Gaming has been so completely oversaturated by first-person shooters over the past two decades that it’s hard to imagine that there’s any room left for innovation. Fast-paced shooters. Slow-paced, methodical shooters. FPSs with parkour and RPG elements. It seems like it’s all been done.
The last time there was something truly different in the field was when Valve released Portal, which made players completely re-think how to traverse a level. But the first portal came out almost a decade ago, and beyond that, it’s been almost nothing but additional entries in the Call of Duty and Battlefield franchises.
But Superhot shows there might still be a few new ideas that can be squeezed out of first-person shooters. Superhot is a unique and fun new take on the genre where every firefight is a puzzle and time only moves when you move.
Superhot borrows a bit from any random FPS, the Fallout V.A.T.S. system, and even the underrated rails shooter REZ to craft its gameplay.
You begin each level in a completely white environment, typically unarmed. A few human enemies made up of only red polygons may be nearby, but they can only move toward you or fire their weapons when you move. That might sound like it makes the game incredibly easy, but one-hit kills are also in full force. The strategy involved in setting up a perfect shot may feel like a Fallout game, but the ever-present fear of dying makes the game flow more like Super Meat Boy or N+.
Levels start off simple. It’s just a matter of grabbing a gun, positioning yourself just right, and offing a few foes, but the difficulty quickly ramps up, with some levels including upwards of dozen enemies.
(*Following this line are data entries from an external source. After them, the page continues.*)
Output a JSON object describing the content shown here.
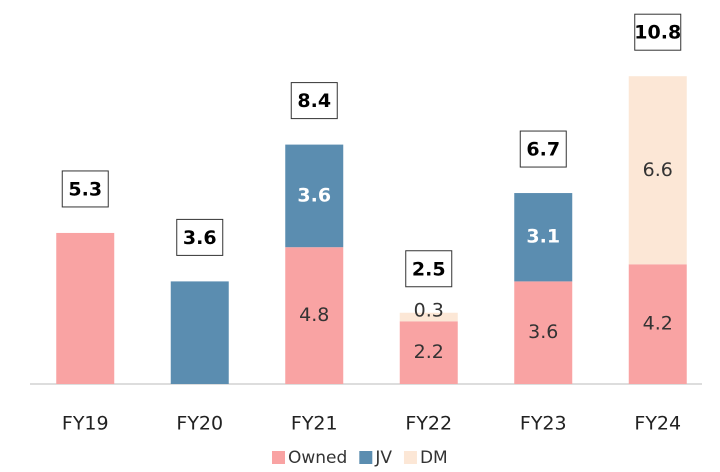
{
  "chart_data": {
    "type": "stacked-bar",
    "categories": [
      "FY19",
      "FY20",
      "FY21",
      "FY22",
      "FY23",
      "FY24"
    ],
    "series": [
      {
        "name": "Owned",
        "color": "#f9a3a3",
        "values": [
          5.3,
          null,
          4.8,
          2.2,
          3.6,
          4.2
        ]
      },
      {
        "name": "JV",
        "color": "#5b8db0",
        "values": [
          null,
          3.6,
          3.6,
          null,
          3.1,
          null
        ]
      },
      {
        "name": "DM",
        "color": "#fce7d6",
        "values": [
          null,
          null,
          null,
          0.3,
          null,
          6.6
        ]
      }
    ],
    "totals": [
      5.3,
      3.6,
      8.4,
      2.5,
      6.7,
      10.8
    ]
  }
}
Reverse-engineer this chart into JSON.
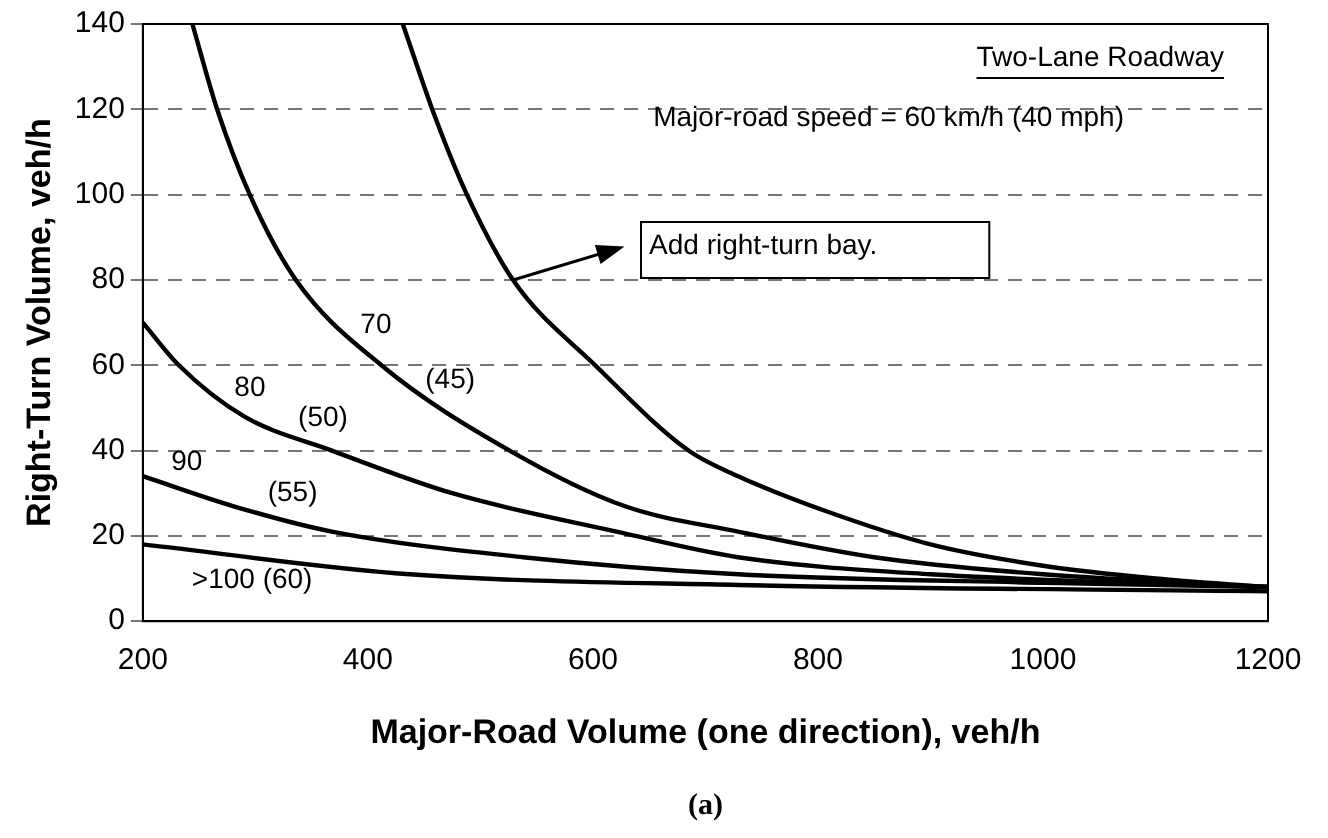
{
  "chart_data": {
    "type": "line",
    "xlabel": "Major-Road Volume (one direction), veh/h",
    "ylabel": "Right-Turn Volume, veh/h",
    "xlim": [
      200,
      1200
    ],
    "xticks": [
      200,
      400,
      600,
      800,
      1000,
      1200
    ],
    "ylim": [
      0,
      140
    ],
    "yticks": [
      0,
      20,
      40,
      60,
      80,
      100,
      120,
      140
    ],
    "grid": "y",
    "marker": "none",
    "line_style": "solid",
    "series": [
      {
        "color": "#000000",
        "x": [
          431,
          460,
          488,
          529,
          602,
          685,
          729,
          805,
          900,
          1000,
          1100,
          1200
        ],
        "values": [
          140,
          118,
          100,
          80,
          60,
          40,
          34,
          26,
          18,
          13,
          10,
          8
        ]
      },
      {
        "color": "#000000",
        "x": [
          244,
          266,
          295,
          336,
          412,
          526,
          628,
          729,
          850,
          1000,
          1200
        ],
        "values": [
          140,
          120,
          100,
          80,
          60,
          40,
          27,
          21,
          15,
          11,
          8
        ]
      },
      {
        "color": "#000000",
        "x": [
          200,
          232,
          290,
          368,
          475,
          621,
          729,
          900,
          1200
        ],
        "values": [
          70,
          60,
          48,
          40,
          30,
          21,
          15,
          11,
          8
        ]
      },
      {
        "color": "#000000",
        "x": [
          200,
          280,
          368,
          538,
          729,
          1000,
          1200
        ],
        "values": [
          34,
          27,
          21,
          15,
          11,
          9,
          8
        ]
      },
      {
        "color": "#000000",
        "x": [
          200,
          437,
          729,
          1200
        ],
        "values": [
          18,
          11,
          8.5,
          7
        ]
      }
    ],
    "annotations": [
      "Two-Lane Roadway",
      "Major-road speed = 60 km/h (40 mph)",
      "(a)",
      {
        "text": "70",
        "x": 400,
        "y": 63.2
      },
      {
        "text": "(45)",
        "x": 466,
        "y": 50.5
      },
      {
        "text": "80",
        "x": 288,
        "y": 48.4
      },
      {
        "text": "(50)",
        "x": 353,
        "y": 41.5
      },
      {
        "text": "90",
        "x": 232,
        "y": 31.2
      },
      {
        "text": "(55)",
        "x": 326,
        "y": 23.9
      },
      {
        "text": ">100 (60)",
        "x": 290,
        "y": 15.3
      },
      {
        "text": "Add right-turn bay.",
        "x": 529,
        "y": 80
      }
    ]
  }
}
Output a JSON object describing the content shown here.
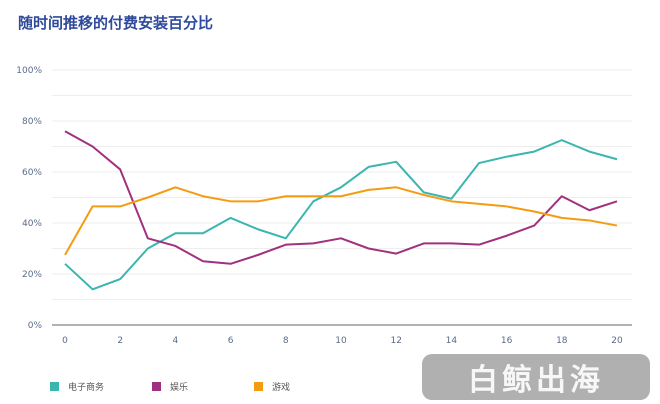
{
  "chart_data": {
    "type": "line",
    "title": "随时间推移的付费安装百分比",
    "xlabel": "",
    "ylabel": "",
    "x": [
      0,
      1,
      2,
      3,
      4,
      5,
      6,
      7,
      8,
      9,
      10,
      11,
      12,
      13,
      14,
      15,
      16,
      17,
      18,
      19,
      20
    ],
    "xticks": [
      "0",
      "2",
      "4",
      "6",
      "8",
      "10",
      "12",
      "14",
      "16",
      "18",
      "20"
    ],
    "yticks": [
      "0%",
      "20%",
      "40%",
      "60%",
      "80%",
      "100%"
    ],
    "ylim": [
      0,
      100
    ],
    "xlim": [
      0,
      20
    ],
    "grid": true,
    "legend_position": "bottom-left",
    "series": [
      {
        "name": "电子商务",
        "color": "#3ab5b0",
        "values": [
          24,
          14,
          18,
          30,
          36,
          36,
          42,
          37.5,
          34,
          48.5,
          54,
          62,
          64,
          52,
          49.5,
          63.5,
          66,
          68,
          72.5,
          68,
          65
        ]
      },
      {
        "name": "娱乐",
        "color": "#a0317f",
        "values": [
          76,
          70,
          61,
          34,
          31,
          25,
          24,
          27.5,
          31.5,
          32,
          34,
          30,
          28,
          32,
          32,
          31.5,
          35,
          39,
          50.5,
          45,
          48.5
        ]
      },
      {
        "name": "游戏",
        "color": "#f39c12",
        "values": [
          27.5,
          46.5,
          46.5,
          50,
          54,
          50.5,
          48.5,
          48.5,
          50.5,
          50.5,
          50.5,
          53,
          54,
          51,
          48.5,
          47.5,
          46.5,
          44.5,
          42,
          41,
          39
        ]
      }
    ]
  },
  "watermark": "白鲸出海"
}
You’ll have to move fast and plan carefully to take out a few “red dudes” with a pistol before grabbing a katana sword and ultimately throwing it at last group of enemies before picking up a shotgun to finish them off once and for all.
When Superhot works well, it feels like a perfectly choreographed Hong Kong action movie that you’re in complete control of. Enemies, shattered into thousands of red polygons, are frozen in midair as bullets whiz by and you move to the other end of the level to get off your next shot.
That being said, a few levels can require frustratingly perfect planning and timing. And if there are too many enemies in a level, it’s easy to be taken out by a stray bullet from behind that you had no idea was coming. Still, these are mostly just speed bumps in an overall enjoyable experience.
And oh yeah, Superhot may just look like a tech demo for an interesting idea (and indeed it did begin life as just a prototype for seven-day game development challenge). but there’s actually an interesting story here about getting the Superhot game from your friend and findin that it slowly consumes your life. Yeah, that sounds like a bad ’90s sci-fi movie, but the story, told only via chat text, works well here, and there are actually a few cool Eternal Darkness-esque moments that blur the line between glitches and what’s really part of the game.
Ultimately, Superhot is a lot more than just the tech demo that it began life as, but it’s also not quite the future of the FPS genre. What it is an innovative new take on the genre that everyone looking for something a little different should check out.
At first glance, you could fault Superhot for looking like a Playstation 1 game, but Superhot’s graphics are actually extremely well thought out and stylized. The world is white. Enemies and danger are red, and weapons are black.
Yes, all of the models are very low-poly, but it would be ridiculously difficult to figure out where bullets were coming from if Superhot looked like a Call of Duty clone. Superhot may not look like much, but it knows what it’s doing with its art, and if the style hasn’t grown on you by the end of the (fairly brief) campaign, then you’ll probably never be convinced to like anything but ultra-realistic graphics.
Superhot’s minimalist design extends to its sound as well, so a deep voice repeating the words “Super…hot!” at the end of each level is about all you’re getting aside from the sound of weapons and the whir of a modem during interludes.
The thing is, it all works pretty well. I’m not sure that any music could fit the game better. If anything, it might take away from what Superhot Team has put together. What’s here helps create an intimate and often times anxious mood. More indie games could take a note from the work of Superhot Team and try to use sound to create an atmosphere rather than shoehorn in whatever generic rock or techno music they could afford.
The main campaign is only 3-4 hours. What’s here is good, but that does make Superhot a little expensive for the amount of content you’re getting at the $24.99 asking price. There’s also an endless mode and a challenge mode that unlock after you beat the main campaign. Those might add another hour or two to your game time, but there’s no denying that Superhot is over far too quick. Still, you’re paying more for the memorable experience (which is great) than for dozens of hours of gameplay.